Portrait of Antonio Vivaldi (1678-1741) hanging in the Civico Museo Bibliografico Musicale, Bologna. Photograph: Stefano Bianchetti/Corbis
In a development described by music experts as "a bombshell in the world of Baroque opera", a new version of Vivaldi's opera Orlando Furioso has been discovered, 270 years after his death.
The manuscript has been dated to 1714, 13 years before Vivaldi composed his later masterpiece. It contains as many as 20 new arias, never heard before – all composed around the time that Vivaldi was also working on The Four Seasons, said to be the most-recorded piece of classical music in history.
"It's a gift from heaven," said Susan Orlando, a Vivaldi expert.
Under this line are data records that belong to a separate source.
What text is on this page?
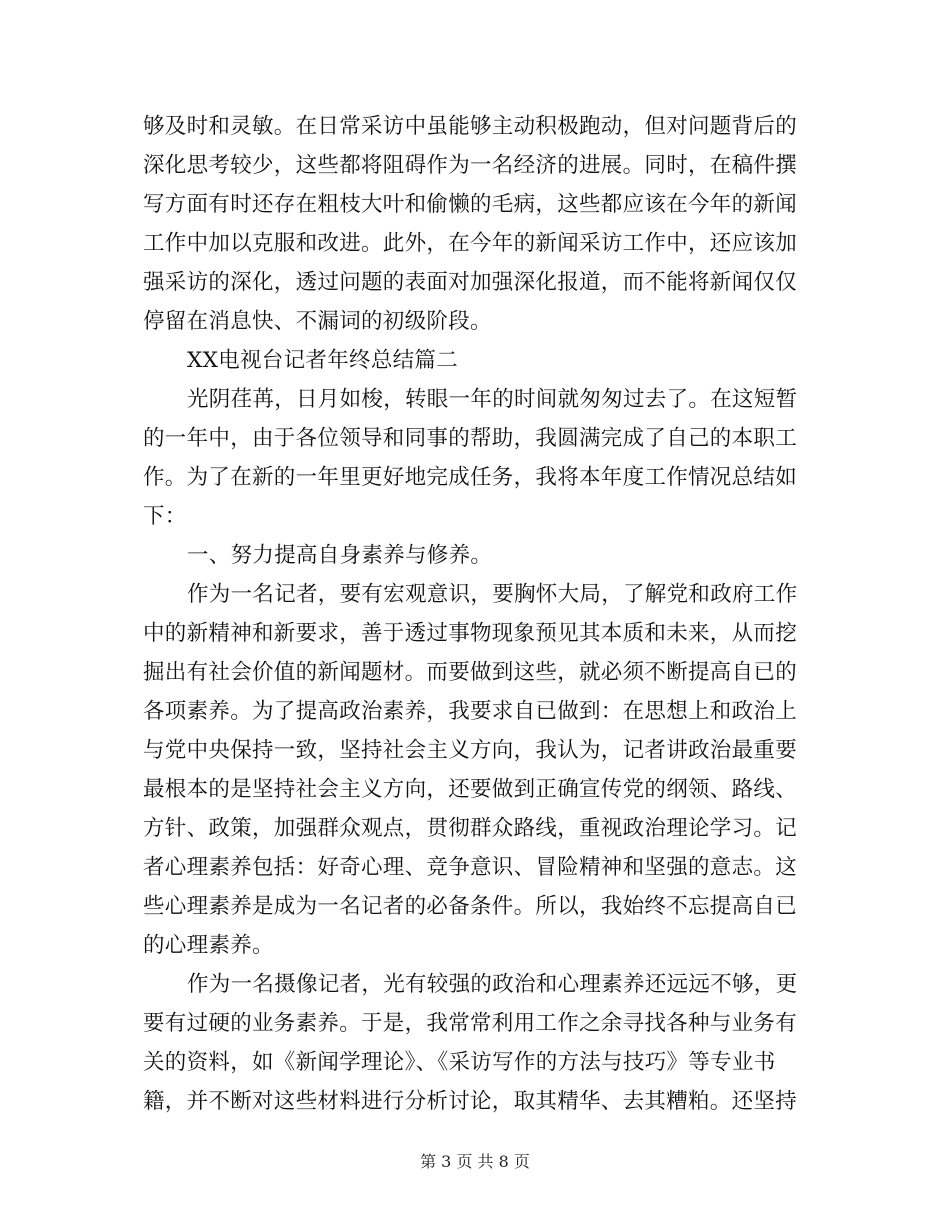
够及时和灵敏。在日常采访中虽能够主动积极跑动，但对问题背后的
深化思考较少，这些都将阻碍作为一名经济的进展。同时，在稿件撰
写方面有时还存在粗枝大叶和偷懒的毛病，这些都应该在今年的新闻
工作中加以克服和改进。此外，在今年的新闻采访工作中，还应该加
强采访的深化，透过问题的表面对加强深化报道，而不能将新闻仅仅
停留在消息快、不漏词的初级阶段。
XX电视台记者年终总结篇二
光阴荏苒，日月如梭，转眼一年的时间就匆匆过去了。在这短暂
的一年中，由于各位领导和同事的帮助，我圆满完成了自己的本职工
作。为了在新的一年里更好地完成任务，我将本年度工作情况总结如
下：
一、努力提高自身素养与修养。
作为一名记者，要有宏观意识，要胸怀大局，了解党和政府工作
中的新精神和新要求，善于透过事物现象预见其本质和未来，从而挖
掘出有社会价值的新闻题材。而要做到这些，就必须不断提高自已的
各项素养。为了提高政治素养，我要求自已做到：在思想上和政治上
与党中央保持一致，坚持社会主义方向，我认为，记者讲政治最重要
最根本的是坚持社会主义方向，还要做到正确宣传党的纲领、路线、
方针、政策，加强群众观点，贯彻群众路线，重视政治理论学习。记
者心理素养包括：好奇心理、竞争意识、冒险精神和坚强的意志。这
些心理素养是成为一名记者的必备条件。所以，我始终不忘提高自已
的心理素养。
作为一名摄像记者，光有较强的政治和心理素养还远远不够，更
要有过硬的业务素养。于是，我常常利用工作之余寻找各种与业务有
关的资料，如《新闻学理论》、《采访写作的方法与技巧》等专业书
籍，并不断对这些材料进行分析讨论，取其精华、去其糟粕。还坚持
第 3 页 共 8 页
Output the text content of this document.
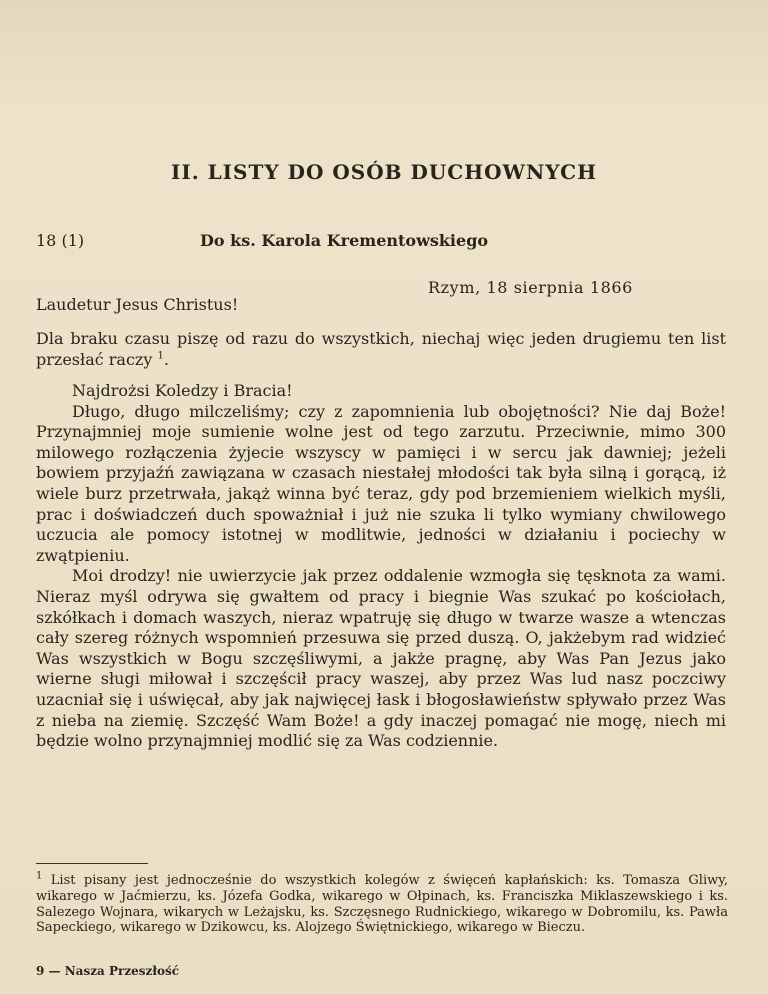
II. LISTY DO OSÓB DUCHOWNYCH
18 (1)	Do ks. Karola Krementowskiego
Rzym, 18 sierpnia 1866
Laudetur Jesus Christus!

Dla braku czasu piszę od razu do wszystkich, niechaj więc jeden drugiemu ten list przesłać raczy $^1$.

Najdrożsi Koledzy i Bracia!

Długo, długo milczeliśmy; czy z zapomnienia lub obojętności? Nie daj Boże! Przynajmniej moje sumienie wolne jest od tego zarzutu. Przeciwnie, mimo 300 milowego rozłączenia żyjecie wszyscy w pamięci i w sercu jak dawniej; jeżeli bowiem przyjaźń zawiązana w czasach niestałej młodości tak była silną i gorącą, iż wiele burz przetrwała, jakąż winna być teraz, gdy pod brzemieniem wielkich myśli, prac i doświadczeń duch spoważniał i już nie szuka li tylko wymiany chwilowego uczucia ale pomocy istotnej w modlitwie, jedności w działaniu i pociechy w zwątpieniu.

Moi drodzy! nie uwierzycie jak przez oddalenie wzmogła się tęsknota za wami. Nieraz myśl odrywa się gwałtem od pracy i biegnie Was szukać po kościołach, szkółkach i domach waszych, nieraz wpatruję się długo w twarze wasze a wtenczas cały szereg różnych wspomnień przesuwa się przed duszą. O, jakżebym rad widzieć Was wszystkich w Bogu szczęśliwymi, a jakże pragnę, aby Was Pan Jezus jako wierne sługi miłował i szczęścił pracy waszej, aby przez Was lud nasz poczciwy uzacniał się i uświęcał, aby jak najwięcej łask i błogosławieństw spływało przez Was z nieba na ziemię. Szczęść Wam Boże! a gdy inaczej pomagać nie mogę, niech mi będzie wolno przynajmniej modlić się za Was codziennie.

$^1$ List pisany jest jednocześnie do wszystkich kolegów z święceń kapłańskich: ks. Tomasza Gliwy, wikarego w Jaćmierzu, ks. Józefa Godka, wikarego w Ołpinach, ks. Franciszka Miklaszewskiego i ks. Salezego Wojnara, wikarych w Leżajsku, ks. Szczęsnego Rudnickiego, wikarego w Dobromilu, ks. Pawła Sapeckiego, wikarego w Dzikowcu, ks. Alojzego Świętnickiego, wikarego w Bieczu.
9 — Nasza Przeszłość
Federico Maria Sardelli, the Vivaldi scholar who initially identified the master's hand, said: "The music is completely new for everybody. It's very exciting." Although the manuscript was among vast numbers of Vivaldi papers in an Italian library, it had been overlooked because it did not bear a composer's name.
In 1714, an Orlando opera was a huge hit at the Teatro San Angelo in Venice, running for 40 performances – a long run at the time. The theatre's directors were Vivaldi and his musician father, but the fact that this opera was by Vivaldi himself went unnoticed by posterity.